Oireachtas Joint and Select Committees

Thursday, 30 November 2023

Joint Oireachtas Committee on Climate Action

Climate Action Plan Review: Discussion (Resumed)

Photo of Brian LeddinBrian Leddin (Limerick City, Green Party) | Oireachtas source

I thank Deputy Whitmore. I will use this Government slot as no other Government members are indicating. I wish to pick up the Deputy's question on the challenge of sustainable food production and how we use land. I will focus on dairy. It is arguably the food the wider world needs and it is premium markets we are sending it to, which is certainly good for our economy and for those involved in the dairy sector, but it is arguable whether this is the food South Korea or developing nations need. The Minister might comment on that.

Picking up on Deputy Bruton's question, we are here because there is a provision built into the climate Act for a climate action plan to be published annually if we identify we are off track, and in pretty much every sector we are currently off track, so we are in a situation where we are having a revised climate action plan every year. With every such plan, new policies and measures have to be announced and added to the previous plan in order to try to get us back on track. The timing of this meeting and the meetings with the other Ministers is after the report of the Climate Change Advisory Council and the EPA report in the summer, but prior to the revision of the climate action plan. The purpose of having any Minister before this committee is to challenge the policies and for the Minister to inform us of what new measures may be coming down the track in the latest iteration of the climate action plan. The Minister has outlined in his statement what is being done currently and we welcome that, but given we are off track and acknowledging the very significant challenges that are there, what new measures does he see being added to the plan that will be published, I think, in a few weeks' time?

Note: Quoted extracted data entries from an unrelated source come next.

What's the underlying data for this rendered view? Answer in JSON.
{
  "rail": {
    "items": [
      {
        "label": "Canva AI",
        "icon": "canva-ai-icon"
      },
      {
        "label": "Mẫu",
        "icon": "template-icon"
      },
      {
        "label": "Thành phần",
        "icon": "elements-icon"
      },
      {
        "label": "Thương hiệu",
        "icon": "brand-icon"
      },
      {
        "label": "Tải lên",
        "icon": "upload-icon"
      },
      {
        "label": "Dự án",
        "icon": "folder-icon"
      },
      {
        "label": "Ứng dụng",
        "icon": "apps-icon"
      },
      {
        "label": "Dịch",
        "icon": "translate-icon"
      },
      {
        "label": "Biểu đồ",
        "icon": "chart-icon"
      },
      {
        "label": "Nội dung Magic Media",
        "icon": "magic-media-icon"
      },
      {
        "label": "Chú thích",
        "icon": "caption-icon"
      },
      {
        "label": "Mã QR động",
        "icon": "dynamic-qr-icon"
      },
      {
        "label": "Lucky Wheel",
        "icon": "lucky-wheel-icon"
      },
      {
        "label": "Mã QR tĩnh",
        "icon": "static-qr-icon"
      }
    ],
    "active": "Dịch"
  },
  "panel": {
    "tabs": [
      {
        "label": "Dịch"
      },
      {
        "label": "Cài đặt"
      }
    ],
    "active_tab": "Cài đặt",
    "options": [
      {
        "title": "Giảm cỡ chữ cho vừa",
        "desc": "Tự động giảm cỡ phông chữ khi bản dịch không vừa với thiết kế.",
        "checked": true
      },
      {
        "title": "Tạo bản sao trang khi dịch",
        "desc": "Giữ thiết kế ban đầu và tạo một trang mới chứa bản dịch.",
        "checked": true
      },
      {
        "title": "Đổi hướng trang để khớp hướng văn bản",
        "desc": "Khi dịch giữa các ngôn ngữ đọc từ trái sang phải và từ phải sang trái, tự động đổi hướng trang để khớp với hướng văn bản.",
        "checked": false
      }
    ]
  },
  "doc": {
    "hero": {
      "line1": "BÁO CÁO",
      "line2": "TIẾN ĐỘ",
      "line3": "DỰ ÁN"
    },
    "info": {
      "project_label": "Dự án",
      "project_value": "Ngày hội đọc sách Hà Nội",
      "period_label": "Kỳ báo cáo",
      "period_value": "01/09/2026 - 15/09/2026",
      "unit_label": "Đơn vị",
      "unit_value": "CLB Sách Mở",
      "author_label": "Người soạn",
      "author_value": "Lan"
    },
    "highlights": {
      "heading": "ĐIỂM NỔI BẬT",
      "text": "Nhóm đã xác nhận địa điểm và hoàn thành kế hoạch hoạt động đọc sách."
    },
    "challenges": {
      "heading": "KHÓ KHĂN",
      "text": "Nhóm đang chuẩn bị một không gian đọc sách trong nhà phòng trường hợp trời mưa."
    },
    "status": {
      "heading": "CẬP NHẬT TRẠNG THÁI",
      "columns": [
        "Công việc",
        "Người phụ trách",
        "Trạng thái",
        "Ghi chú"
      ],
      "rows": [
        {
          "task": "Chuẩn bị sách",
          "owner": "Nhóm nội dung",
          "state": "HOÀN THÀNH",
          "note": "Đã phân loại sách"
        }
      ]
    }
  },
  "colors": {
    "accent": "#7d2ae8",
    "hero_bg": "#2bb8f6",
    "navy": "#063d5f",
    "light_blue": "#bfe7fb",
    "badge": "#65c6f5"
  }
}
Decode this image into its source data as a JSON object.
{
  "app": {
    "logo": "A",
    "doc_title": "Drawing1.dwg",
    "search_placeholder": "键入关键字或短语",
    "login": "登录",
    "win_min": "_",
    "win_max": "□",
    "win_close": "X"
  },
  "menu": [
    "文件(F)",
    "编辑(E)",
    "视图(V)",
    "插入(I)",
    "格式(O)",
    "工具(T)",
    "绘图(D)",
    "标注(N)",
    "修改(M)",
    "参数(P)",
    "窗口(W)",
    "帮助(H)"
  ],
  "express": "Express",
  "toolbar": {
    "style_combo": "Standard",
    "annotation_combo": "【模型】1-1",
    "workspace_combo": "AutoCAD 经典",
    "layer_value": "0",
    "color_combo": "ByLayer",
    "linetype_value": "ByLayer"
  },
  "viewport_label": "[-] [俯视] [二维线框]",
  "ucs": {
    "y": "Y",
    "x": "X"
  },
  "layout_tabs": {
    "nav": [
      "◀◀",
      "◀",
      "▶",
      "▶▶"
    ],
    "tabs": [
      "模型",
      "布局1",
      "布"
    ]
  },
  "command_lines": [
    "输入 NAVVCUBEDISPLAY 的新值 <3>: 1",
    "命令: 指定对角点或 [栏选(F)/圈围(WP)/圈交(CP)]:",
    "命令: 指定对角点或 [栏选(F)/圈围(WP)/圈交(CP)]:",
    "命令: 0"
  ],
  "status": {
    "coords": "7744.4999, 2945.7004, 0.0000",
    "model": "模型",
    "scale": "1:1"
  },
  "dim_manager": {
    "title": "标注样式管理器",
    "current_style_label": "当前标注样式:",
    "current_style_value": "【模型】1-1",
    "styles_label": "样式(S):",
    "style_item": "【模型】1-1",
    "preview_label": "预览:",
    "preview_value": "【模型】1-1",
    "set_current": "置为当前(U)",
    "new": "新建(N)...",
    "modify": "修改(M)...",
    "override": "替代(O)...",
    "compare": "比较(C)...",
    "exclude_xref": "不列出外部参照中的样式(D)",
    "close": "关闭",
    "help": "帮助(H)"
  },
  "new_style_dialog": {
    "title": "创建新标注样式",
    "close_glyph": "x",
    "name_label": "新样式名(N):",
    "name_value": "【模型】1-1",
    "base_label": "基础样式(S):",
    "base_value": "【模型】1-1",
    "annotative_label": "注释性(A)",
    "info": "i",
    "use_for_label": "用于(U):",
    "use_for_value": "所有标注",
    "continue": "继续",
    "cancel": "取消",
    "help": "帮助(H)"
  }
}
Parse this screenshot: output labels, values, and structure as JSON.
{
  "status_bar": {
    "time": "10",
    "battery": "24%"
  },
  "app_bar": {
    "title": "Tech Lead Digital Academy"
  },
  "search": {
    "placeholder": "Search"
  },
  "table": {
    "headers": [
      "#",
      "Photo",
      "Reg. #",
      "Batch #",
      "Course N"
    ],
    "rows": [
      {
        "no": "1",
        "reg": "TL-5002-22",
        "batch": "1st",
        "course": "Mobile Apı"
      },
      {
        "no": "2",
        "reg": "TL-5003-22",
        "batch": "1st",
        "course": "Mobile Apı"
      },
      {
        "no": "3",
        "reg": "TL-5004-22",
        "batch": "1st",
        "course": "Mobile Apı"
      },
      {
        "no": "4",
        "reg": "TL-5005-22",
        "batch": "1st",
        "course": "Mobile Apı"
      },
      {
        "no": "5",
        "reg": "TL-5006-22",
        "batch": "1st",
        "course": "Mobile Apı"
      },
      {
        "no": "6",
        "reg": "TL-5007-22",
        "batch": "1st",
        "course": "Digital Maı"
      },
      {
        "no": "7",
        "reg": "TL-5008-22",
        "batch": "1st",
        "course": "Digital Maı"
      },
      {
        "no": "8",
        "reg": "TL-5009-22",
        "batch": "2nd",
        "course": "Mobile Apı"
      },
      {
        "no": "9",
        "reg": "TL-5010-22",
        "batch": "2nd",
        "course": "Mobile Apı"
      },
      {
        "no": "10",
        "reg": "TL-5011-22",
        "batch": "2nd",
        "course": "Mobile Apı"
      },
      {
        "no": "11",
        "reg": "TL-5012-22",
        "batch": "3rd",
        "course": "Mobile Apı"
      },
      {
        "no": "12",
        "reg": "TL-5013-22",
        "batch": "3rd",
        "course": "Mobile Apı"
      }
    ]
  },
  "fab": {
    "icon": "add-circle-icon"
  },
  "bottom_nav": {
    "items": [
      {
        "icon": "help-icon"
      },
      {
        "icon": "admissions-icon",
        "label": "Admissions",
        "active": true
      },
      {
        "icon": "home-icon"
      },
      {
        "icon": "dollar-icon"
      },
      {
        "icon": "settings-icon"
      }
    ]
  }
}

On anaerobic digestion, there is quite an ambitious plan for I think 200 digesters across the country by 2030. I cannot remember how many terawatt hours of energy that is. There is a conflict between AD and food production. The Minister must manage that conflict and I am interested to hear his thoughts on it. There is of course a conflict between biodiversity and nature protection and restoration and food production and anaerobic digestion as well, so it is not an easy one to get right. How does the Minister see that conflict being managed? We heard about a year ago from a researcher about the challenge of fugitive methane emissions from anaerobic digestion. This is an issue that is well-known in the fossil fuel industry. When natural gas or methane escapes up into the atmosphere it is, depending on the timeframe one is looking at, anything between 25 times and 85 times worse than carbon dioxide, so we must do everything we can to ensure there are not fugitive emissions from the agriculture sector as well as the fossil fuel industry. Are there measures or has the Minister's Department been thinking about how we can ensure that as we develop the AD sector in Ireland fugitive emissions do not become a future problem for us?